You declare your model using JSON files, those JSON files are targeted by a list
of glob patterns in the Djagno setting BIJOE_SCHEMAS.

.. code:: python

        BIJOE_SCHEMAS = ['/var/lib/bijoe/cubes/*.model']

The JSON model files must conform to this schema:

* name: technical identifier of the mode, a short string without space if
  preferred

* label: any string describing the model

* pg_dsn: string describing the connection to PostgreSQL, as expected by
  psycopg2, ex.: `"dbname=olap_db user=admin password=xxx"`

* search_path: search path to set set if relations are not all in the public
  schema,

* cubes: the list of cube descriptors,

  * name: technical identifier of the cube, same remark thant for models,

  * label: as for model,

  * fact_table: name of the table storing facts

  * key: column of the table identifying individual facts

  * joins: list of equality joins, all joins are RIGHT OUTER JOINS, table are
    cross joined when drill involve dimensions using multiple joins.

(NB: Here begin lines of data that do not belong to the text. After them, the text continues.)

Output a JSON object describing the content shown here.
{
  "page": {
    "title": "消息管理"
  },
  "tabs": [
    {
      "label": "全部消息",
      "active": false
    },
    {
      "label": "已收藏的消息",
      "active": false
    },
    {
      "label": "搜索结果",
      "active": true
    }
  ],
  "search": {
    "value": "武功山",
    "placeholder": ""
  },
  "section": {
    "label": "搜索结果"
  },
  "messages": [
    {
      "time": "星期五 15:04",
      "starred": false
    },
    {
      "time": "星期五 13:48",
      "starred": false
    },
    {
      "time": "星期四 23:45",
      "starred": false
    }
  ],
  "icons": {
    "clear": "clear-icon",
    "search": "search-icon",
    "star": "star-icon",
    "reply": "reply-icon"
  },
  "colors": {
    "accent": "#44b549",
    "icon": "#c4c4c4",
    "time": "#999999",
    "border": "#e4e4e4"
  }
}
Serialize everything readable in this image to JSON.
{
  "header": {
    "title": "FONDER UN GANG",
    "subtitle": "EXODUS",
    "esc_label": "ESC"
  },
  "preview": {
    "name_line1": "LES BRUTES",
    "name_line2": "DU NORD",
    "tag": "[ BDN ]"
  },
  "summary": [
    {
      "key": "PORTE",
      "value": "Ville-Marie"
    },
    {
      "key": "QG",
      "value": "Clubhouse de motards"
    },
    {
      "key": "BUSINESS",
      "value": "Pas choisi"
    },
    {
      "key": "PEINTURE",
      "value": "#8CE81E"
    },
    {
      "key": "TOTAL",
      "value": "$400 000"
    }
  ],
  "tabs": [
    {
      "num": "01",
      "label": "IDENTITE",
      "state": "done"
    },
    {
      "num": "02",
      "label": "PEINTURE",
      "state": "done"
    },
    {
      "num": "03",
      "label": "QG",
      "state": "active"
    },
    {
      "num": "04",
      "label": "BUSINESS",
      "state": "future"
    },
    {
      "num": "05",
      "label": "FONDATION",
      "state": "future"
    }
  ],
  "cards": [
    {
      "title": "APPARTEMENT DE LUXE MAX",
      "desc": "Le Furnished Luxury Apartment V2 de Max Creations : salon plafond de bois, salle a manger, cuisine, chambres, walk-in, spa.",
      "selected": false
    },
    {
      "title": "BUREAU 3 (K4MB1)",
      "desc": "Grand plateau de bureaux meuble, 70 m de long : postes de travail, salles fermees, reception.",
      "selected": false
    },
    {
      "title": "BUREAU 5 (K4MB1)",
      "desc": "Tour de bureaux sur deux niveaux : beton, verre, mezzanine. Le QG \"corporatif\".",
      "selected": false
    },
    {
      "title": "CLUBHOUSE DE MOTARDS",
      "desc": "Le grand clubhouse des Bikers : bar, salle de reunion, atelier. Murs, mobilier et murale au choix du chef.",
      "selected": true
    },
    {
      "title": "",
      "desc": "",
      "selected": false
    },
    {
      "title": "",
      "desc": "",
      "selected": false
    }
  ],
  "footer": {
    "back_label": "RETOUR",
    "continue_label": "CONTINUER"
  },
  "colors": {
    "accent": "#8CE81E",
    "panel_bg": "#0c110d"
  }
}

    * name: SQL identifier for naming the join,

    * table: name of the relation being joined,

    * master: table and column indicating the left part of the equality
      condition for the join, you can use `mydim_id` to reference the fact
      table or `otherjoin.mydim_id` to reference another join.

    * detail: name of the column on the joined table for the equality condition,

    * kind: type of join, must be `inner`, `left` or `right`, default is right. 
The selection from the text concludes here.